1) Names; 2) Geographic subdivisions smaller than a state (including street address and ZIP rules); 3) All elements of dates (except year) and ages over 89; 4) Phone numbers; 5) Fax numbers; 6) Email addresses; 7) Social Security numbers; 8) Medical record numbers; 9) Health plan beneficiary numbers; 10) Account numbers; 11) Certificate/license numbers; 12) Vehicle identifiers and serial numbers; 13) Device identifiers and serial numbers; 14) Web URLs; 15) IP address numbers; 16) Biometric identifiers (e.g., finger and voice prints); 17) Full-face photographic images and comparable images; 18) Any other unique identifying number, characteristic, or code.

How does HIPAA define protected health information?

PHI is individually identifiable health information—any data that identifies or could reasonably identify a person and relates to past, present, or future physical or mental health, the provision of care, or payment for care—when created, received, maintained, or transmitted by a covered entity or business associate.

Can PHI be disclosed without authorization?

Yes, in specific circumstances permitted by the HIPAA Privacy Rule, including treatment, payment, and health care operations; when required by law; for certain public health and health oversight activities; for limited research under a waiver or data use agreement; and for emergencies or specific law-enforcement and judicial purposes.
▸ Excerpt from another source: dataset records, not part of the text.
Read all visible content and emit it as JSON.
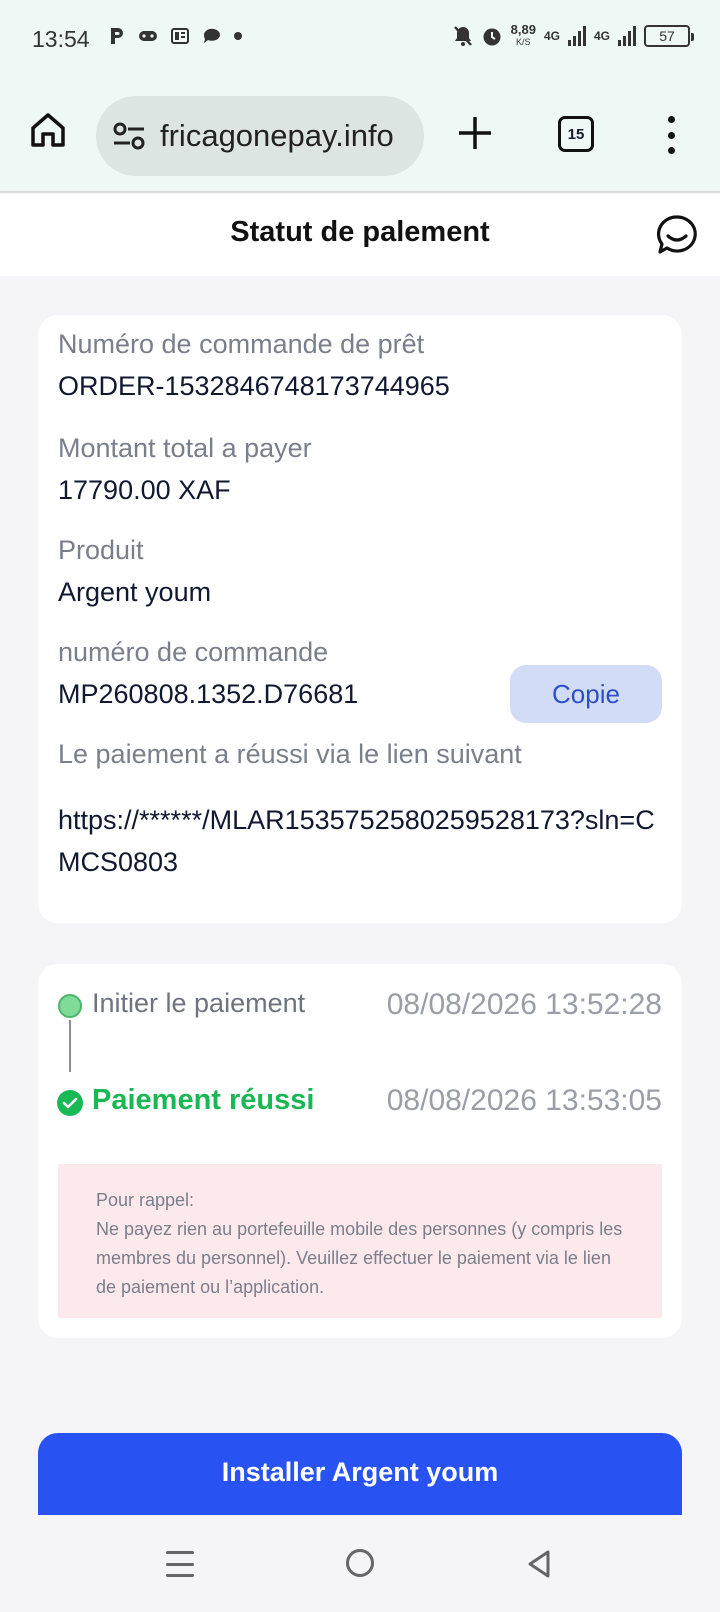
{
  "status_bar": {
    "time": "13:54",
    "speed_value": "8,89",
    "speed_unit": "K/S",
    "network_1": "4G",
    "network_2": "4G",
    "battery": "57"
  },
  "browser": {
    "url": "fricagonepay.info",
    "tab_count": "15"
  },
  "page": {
    "title": "Statut de palement"
  },
  "order_info": {
    "loan_order_label": "Numéro de commande de prêt",
    "loan_order_value": "ORDER-1532846748173744965",
    "total_label": "Montant total a payer",
    "total_value": "17790.00 XAF",
    "product_label": "Produit",
    "product_value": "Argent youm",
    "order_number_label": "numéro de commande",
    "order_number_value": "MP260808.1352.D76681",
    "copy_label": "Copie",
    "link_label": "Le paiement a réussi via le lien suivant",
    "link_value": "https://******/MLAR1535752580259528173?sln=CMCS0803"
  },
  "timeline": {
    "step1_label": "Initier le paiement",
    "step1_time": "08/08/2026 13:52:28",
    "step2_label": "Paiement réussi",
    "step2_time": "08/08/2026 13:53:05"
  },
  "reminder": {
    "title": "Pour rappel:",
    "body": "Ne payez rien au portefeuille mobile des personnes (y compris les membres du personnel). Veuillez effectuer le paiement via le lien de paiement ou l’application."
  },
  "install_button": {
    "label": "Installer Argent youm"
  },
  "colors": {
    "primary": "#2952f2",
    "success": "#1ab854",
    "reminder_bg": "#fde8ec",
    "copy_bg": "#d3dcf7"
  }
}
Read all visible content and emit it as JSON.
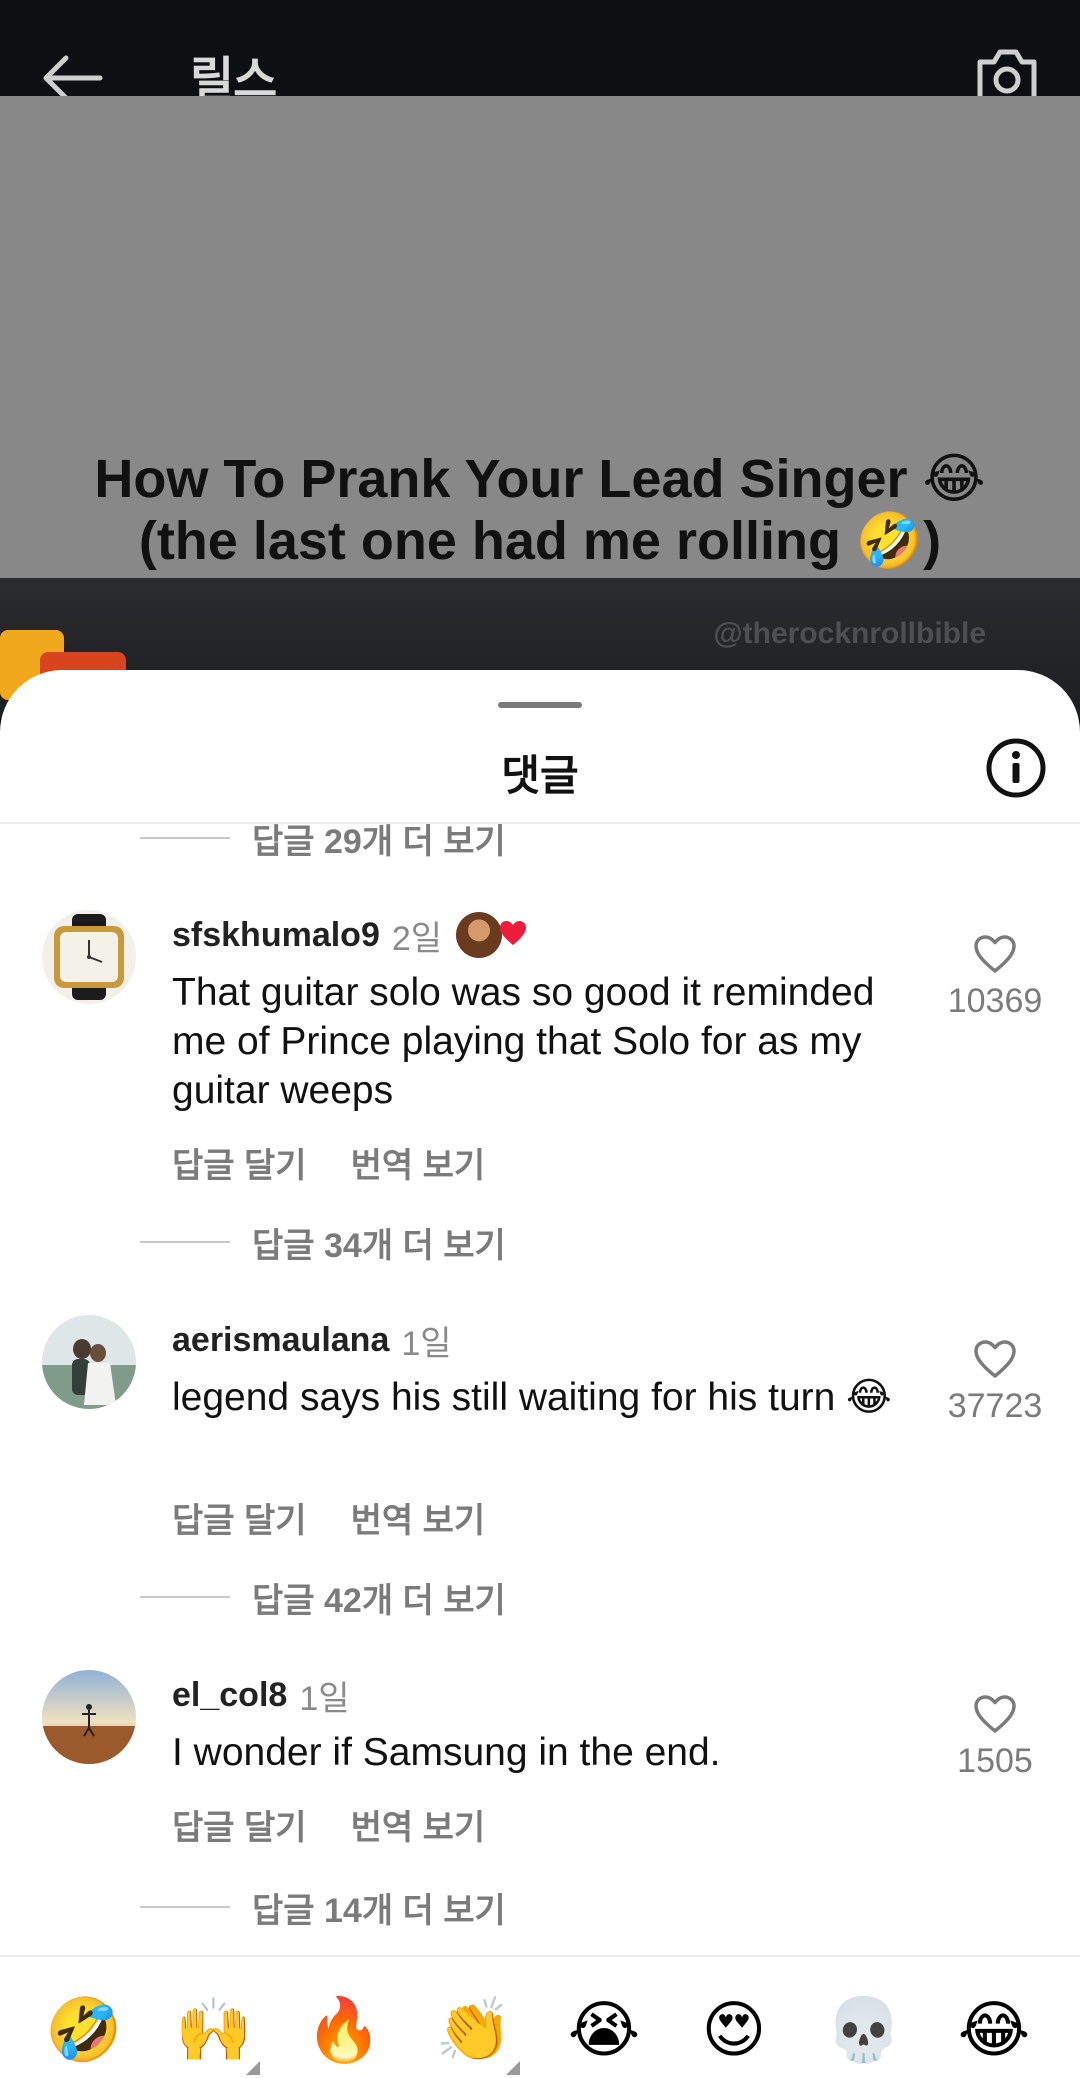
{
  "header": {
    "title": "릴스"
  },
  "video": {
    "caption_line1": "How To Prank Your Lead Singer 😂",
    "caption_line2": "(the last one had me rolling 🤣)",
    "watermark": "@therocknrollbible"
  },
  "sheet": {
    "title": "댓글"
  },
  "top_more_replies": "답글 29개 더 보기",
  "comments": [
    {
      "username": "sfskhumalo9",
      "time": "2일",
      "text": "That guitar solo was so good it reminded me of Prince playing that Solo for as my guitar weeps",
      "reply_label": "답글 달기",
      "translate_label": "번역 보기",
      "likes": "10369",
      "more_replies": "답글 34개 더 보기"
    },
    {
      "username": "aerismaulana",
      "time": "1일",
      "text": "legend says his still waiting for his turn 😂",
      "reply_label": "답글 달기",
      "translate_label": "번역 보기",
      "likes": "37723",
      "more_replies": "답글 42개 더 보기"
    },
    {
      "username": "el_col8",
      "time": "1일",
      "text": "I wonder if Samsung in the end.",
      "reply_label": "답글 달기",
      "translate_label": "번역 보기",
      "likes": "1505",
      "more_replies": "답글 14개 더 보기"
    }
  ],
  "emoji_bar": [
    "🤣",
    "🙌",
    "🔥",
    "👏",
    "😭",
    "😍",
    "💀",
    "😂"
  ],
  "icons": {
    "back": "back-arrow-icon",
    "camera": "camera-icon",
    "info": "info-icon",
    "like": "heart-outline-icon"
  }
}
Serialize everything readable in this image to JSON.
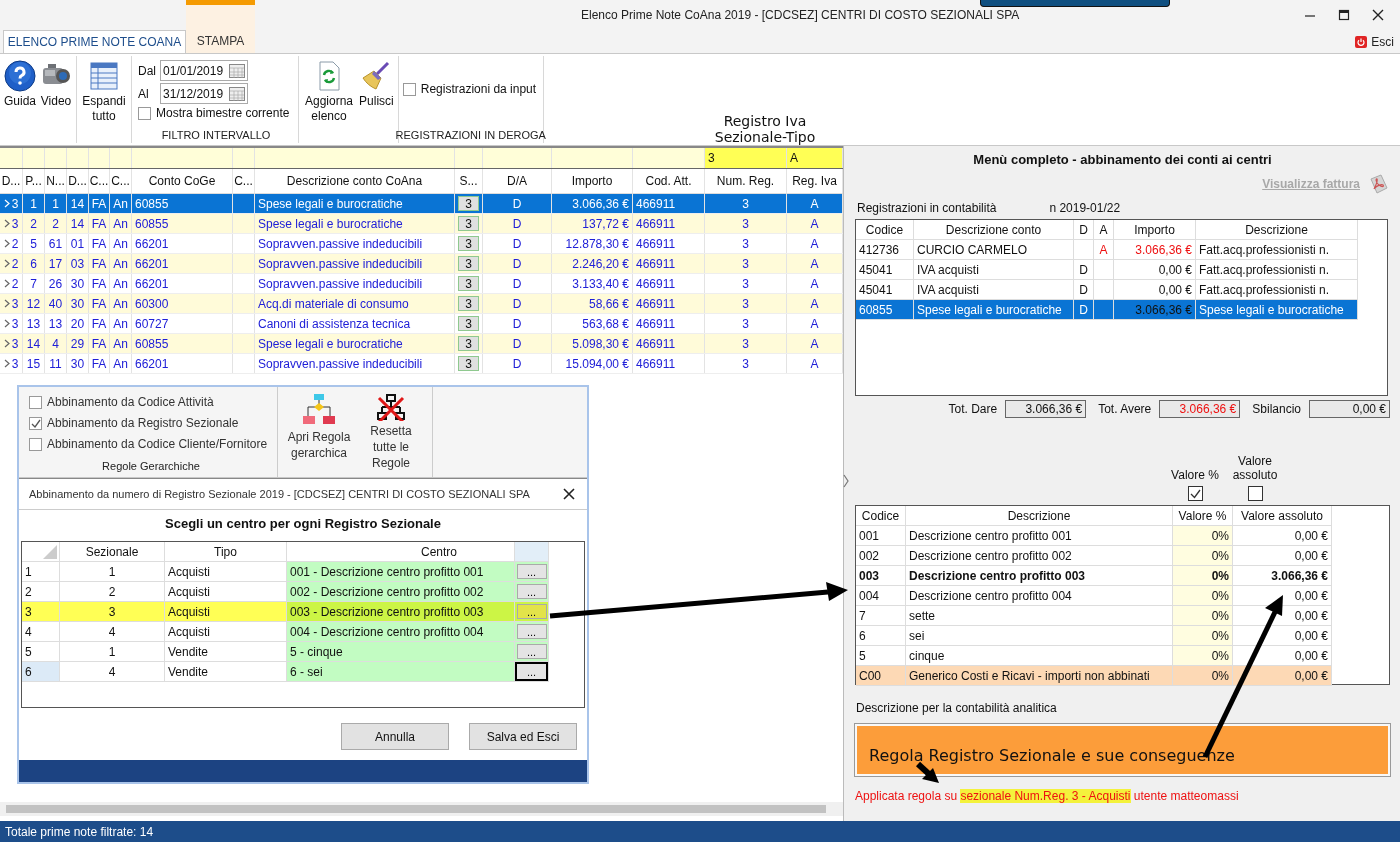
{
  "window": {
    "title": "Elenco Prime Note CoAna 2019 - [CDCSEZ] CENTRI DI COSTO SEZIONALI SPA",
    "exit_label": "Esci"
  },
  "ribbon": {
    "tabs": [
      {
        "label": "ELENCO PRIME NOTE COANA",
        "selected": true
      },
      {
        "label": "STAMPA",
        "selected": false
      }
    ],
    "guide": "Guida",
    "video": "Video",
    "expand": "Espandi tutto",
    "date_filter": {
      "from_label": "Dal",
      "from": "01/01/2019",
      "to_label": "Al",
      "to": "31/12/2019",
      "bimester": {
        "label": "Mostra bimestre corrente",
        "checked": false
      },
      "group_label": "FILTRO INTERVALLO"
    },
    "refresh": "Aggiorna elenco",
    "clear": "Pulisci",
    "exceptions": {
      "input": {
        "label": "Registrazioni da input",
        "checked": false
      },
      "group_label": "REGISTRAZIONI IN DEROGA"
    }
  },
  "grid": {
    "filter_caption": "Registro Iva Sezionale-Tipo",
    "filters": {
      "num_reg": "3",
      "reg_iva": "A"
    },
    "columns": [
      "D...",
      "P...",
      "N...",
      "D...",
      "C...",
      "C...",
      "Conto CoGe",
      "C...",
      "Descrizione conto CoAna",
      "S...",
      "D/A",
      "Importo",
      "Cod. Att.",
      "Num. Reg.",
      "Reg. Iva"
    ],
    "rows": [
      {
        "d": "3",
        "p": "1",
        "n": "1",
        "d2": "14",
        "c": "FA",
        "c2": "An",
        "conto": "60855",
        "descrizione": "Spese legali e burocratiche",
        "s": "3",
        "da": "D",
        "importo": "3.066,36 €",
        "cod_att": "466911",
        "num_reg": "3",
        "reg_iva": "A",
        "selected": true
      },
      {
        "d": "3",
        "p": "2",
        "n": "2",
        "d2": "14",
        "c": "FA",
        "c2": "An",
        "conto": "60855",
        "descrizione": "Spese legali e burocratiche",
        "s": "3",
        "da": "D",
        "importo": "137,72 €",
        "cod_att": "466911",
        "num_reg": "3",
        "reg_iva": "A",
        "selected": false
      },
      {
        "d": "2",
        "p": "5",
        "n": "61",
        "d2": "01",
        "c": "FA",
        "c2": "An",
        "conto": "66201",
        "descrizione": "Sopravven.passive indeducibili",
        "s": "3",
        "da": "D",
        "importo": "12.878,30 €",
        "cod_att": "466911",
        "num_reg": "3",
        "reg_iva": "A",
        "selected": false
      },
      {
        "d": "2",
        "p": "6",
        "n": "17",
        "d2": "03",
        "c": "FA",
        "c2": "An",
        "conto": "66201",
        "descrizione": "Sopravven.passive indeducibili",
        "s": "3",
        "da": "D",
        "importo": "2.246,20 €",
        "cod_att": "466911",
        "num_reg": "3",
        "reg_iva": "A",
        "selected": false
      },
      {
        "d": "2",
        "p": "7",
        "n": "26",
        "d2": "30",
        "c": "FA",
        "c2": "An",
        "conto": "66201",
        "descrizione": "Sopravven.passive indeducibili",
        "s": "3",
        "da": "D",
        "importo": "3.133,40 €",
        "cod_att": "466911",
        "num_reg": "3",
        "reg_iva": "A",
        "selected": false
      },
      {
        "d": "3",
        "p": "12",
        "n": "40",
        "d2": "30",
        "c": "FA",
        "c2": "An",
        "conto": "60300",
        "descrizione": "Acq.di materiale di consumo",
        "s": "3",
        "da": "D",
        "importo": "58,66 €",
        "cod_att": "466911",
        "num_reg": "3",
        "reg_iva": "A",
        "selected": false
      },
      {
        "d": "3",
        "p": "13",
        "n": "13",
        "d2": "20",
        "c": "FA",
        "c2": "An",
        "conto": "60727",
        "descrizione": "Canoni di assistenza tecnica",
        "s": "3",
        "da": "D",
        "importo": "563,68 €",
        "cod_att": "466911",
        "num_reg": "3",
        "reg_iva": "A",
        "selected": false
      },
      {
        "d": "3",
        "p": "14",
        "n": "4",
        "d2": "29",
        "c": "FA",
        "c2": "An",
        "conto": "60855",
        "descrizione": "Spese legali e burocratiche",
        "s": "3",
        "da": "D",
        "importo": "5.098,30 €",
        "cod_att": "466911",
        "num_reg": "3",
        "reg_iva": "A",
        "selected": false
      },
      {
        "d": "3",
        "p": "15",
        "n": "11",
        "d2": "30",
        "c": "FA",
        "c2": "An",
        "conto": "66201",
        "descrizione": "Sopravven.passive indeducibili",
        "s": "3",
        "da": "D",
        "importo": "15.094,00 €",
        "cod_att": "466911",
        "num_reg": "3",
        "reg_iva": "A",
        "selected": false
      }
    ]
  },
  "accounts_panel": {
    "title": "Menù completo - abbinamento dei conti ai centri",
    "invoice_link": "Visualizza fattura",
    "section_label": "Registrazioni in contabilità",
    "doc_number": "n 2019-01/22",
    "columns": [
      "Codice",
      "Descrizione conto",
      "D",
      "A",
      "Importo",
      "Descrizione"
    ],
    "rows": [
      {
        "codice": "412736",
        "conto": "CURCIO CARMELO",
        "a": "A",
        "importo": "3.066,36 €",
        "descrizione": "Fatt.acq.professionisti n.",
        "kind": "avere",
        "selected": false
      },
      {
        "codice": "45041",
        "conto": "IVA acquisti",
        "d": "D",
        "importo": "0,00 €",
        "descrizione": "Fatt.acq.professionisti n.",
        "kind": "dare",
        "selected": false
      },
      {
        "codice": "45041",
        "conto": "IVA acquisti",
        "d": "D",
        "importo": "0,00 €",
        "descrizione": "Fatt.acq.professionisti n.",
        "kind": "dare",
        "selected": false
      },
      {
        "codice": "60855",
        "conto": "Spese legali e burocratiche",
        "d": "D",
        "importo": "3.066,36 €",
        "descrizione": "Spese legali e burocratiche",
        "kind": "dare",
        "selected": true
      }
    ],
    "totals": [
      {
        "label": "Tot. Dare",
        "value": "3.066,36 €",
        "kind": "dare"
      },
      {
        "label": "Tot. Avere",
        "value": "3.066,36 €",
        "kind": "avere"
      },
      {
        "label": "Sbilancio",
        "value": "0,00 €",
        "kind": "balance"
      }
    ]
  },
  "centers_panel": {
    "value_modes": [
      {
        "label": "Valore %",
        "checked": true
      },
      {
        "label": "Valore assoluto",
        "checked": false
      }
    ],
    "columns": [
      "Codice",
      "Descrizione",
      "Valore %",
      "Valore assoluto"
    ],
    "rows": [
      {
        "codice": "001",
        "descrizione": "Descrizione centro profitto 001",
        "percent": "0%",
        "value": "0,00 €",
        "kind": "center",
        "highlighted": false
      },
      {
        "codice": "002",
        "descrizione": "Descrizione centro profitto 002",
        "percent": "0%",
        "value": "0,00 €",
        "kind": "center",
        "highlighted": false
      },
      {
        "codice": "003",
        "descrizione": "Descrizione centro profitto 003",
        "percent": "0%",
        "value": "3.066,36 €",
        "kind": "center",
        "highlighted": true
      },
      {
        "codice": "004",
        "descrizione": "Descrizione centro profitto 004",
        "percent": "0%",
        "value": "0,00 €",
        "kind": "center",
        "highlighted": false
      },
      {
        "codice": "7",
        "descrizione": "sette",
        "percent": "0%",
        "value": "0,00 €",
        "kind": "center",
        "highlighted": false
      },
      {
        "codice": "6",
        "descrizione": "sei",
        "percent": "0%",
        "value": "0,00 €",
        "kind": "center",
        "highlighted": false
      },
      {
        "codice": "5",
        "descrizione": "cinque",
        "percent": "0%",
        "value": "0,00 €",
        "kind": "center",
        "highlighted": false
      },
      {
        "codice": "C00",
        "descrizione": "Generico Costi e Ricavi - importi non abbinati",
        "percent": "0%",
        "value": "0,00 €",
        "kind": "generic",
        "highlighted": false
      }
    ],
    "analytic_label": "Descrizione per la contabilità analitica",
    "analytic_description": "Regola Registro Sezionale e sue conseguenze",
    "rule_note": {
      "text": "Applicata regola su",
      "highlight": "sezionale Num.Reg. 3 - Acquisti",
      "user": "utente matteomassi"
    }
  },
  "rules_panel": {
    "options": [
      {
        "label": "Abbinamento da Codice Attività",
        "checked": false
      },
      {
        "label": "Abbinamento da Registro Sezionale",
        "checked": true
      },
      {
        "label": "Abbinamento da Codice Cliente/Fornitore",
        "checked": false
      }
    ],
    "group_label": "Regole Gerarchiche",
    "open_rule": "Apri Regola gerarchica",
    "reset_rules": "Resetta tutte le Regole"
  },
  "dialog": {
    "title": "Abbinamento da numero di Registro Sezionale 2019 - [CDCSEZ] CENTRI DI COSTO SEZIONALI SPA",
    "heading": "Scegli un centro per ogni Registro Sezionale",
    "columns": [
      "Sezionale",
      "Tipo",
      "Centro"
    ],
    "rows": [
      {
        "index": "1",
        "sezionale": "1",
        "tipo": "Acquisti",
        "centro": "001 - Descrizione centro profitto 001",
        "pick": "...",
        "highlighted": false,
        "selected": false
      },
      {
        "index": "2",
        "sezionale": "2",
        "tipo": "Acquisti",
        "centro": "002 - Descrizione centro profitto 002",
        "pick": "...",
        "highlighted": false,
        "selected": false
      },
      {
        "index": "3",
        "sezionale": "3",
        "tipo": "Acquisti",
        "centro": "003 - Descrizione centro profitto 003",
        "pick": "...",
        "highlighted": true,
        "selected": false
      },
      {
        "index": "4",
        "sezionale": "4",
        "tipo": "Acquisti",
        "centro": "004 - Descrizione centro profitto 004",
        "pick": "...",
        "highlighted": false,
        "selected": false
      },
      {
        "index": "5",
        "sezionale": "1",
        "tipo": "Vendite",
        "centro": "5 - cinque",
        "pick": "...",
        "highlighted": false,
        "selected": false
      },
      {
        "index": "6",
        "sezionale": "4",
        "tipo": "Vendite",
        "centro": "6 - sei",
        "pick": "...",
        "highlighted": false,
        "selected": true
      }
    ],
    "buttons": [
      "Annulla",
      "Salva ed Esci"
    ]
  },
  "status_bar": "Totale prime note filtrate: 14"
}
Always apply the minimum necessary standard where it applies.

How does de-identification affect PHI status?

Once data are de-identified under HIPAA, they are no longer PHI. You can achieve this via Safe Harbor (remove all 18 identifiers and have no actual knowledge of identifiability) or via Expert Determination (a qualified expert documents that the risk of re-identification is very small and describes the methods used). Re-identification codes must be kept separate and undisclosed.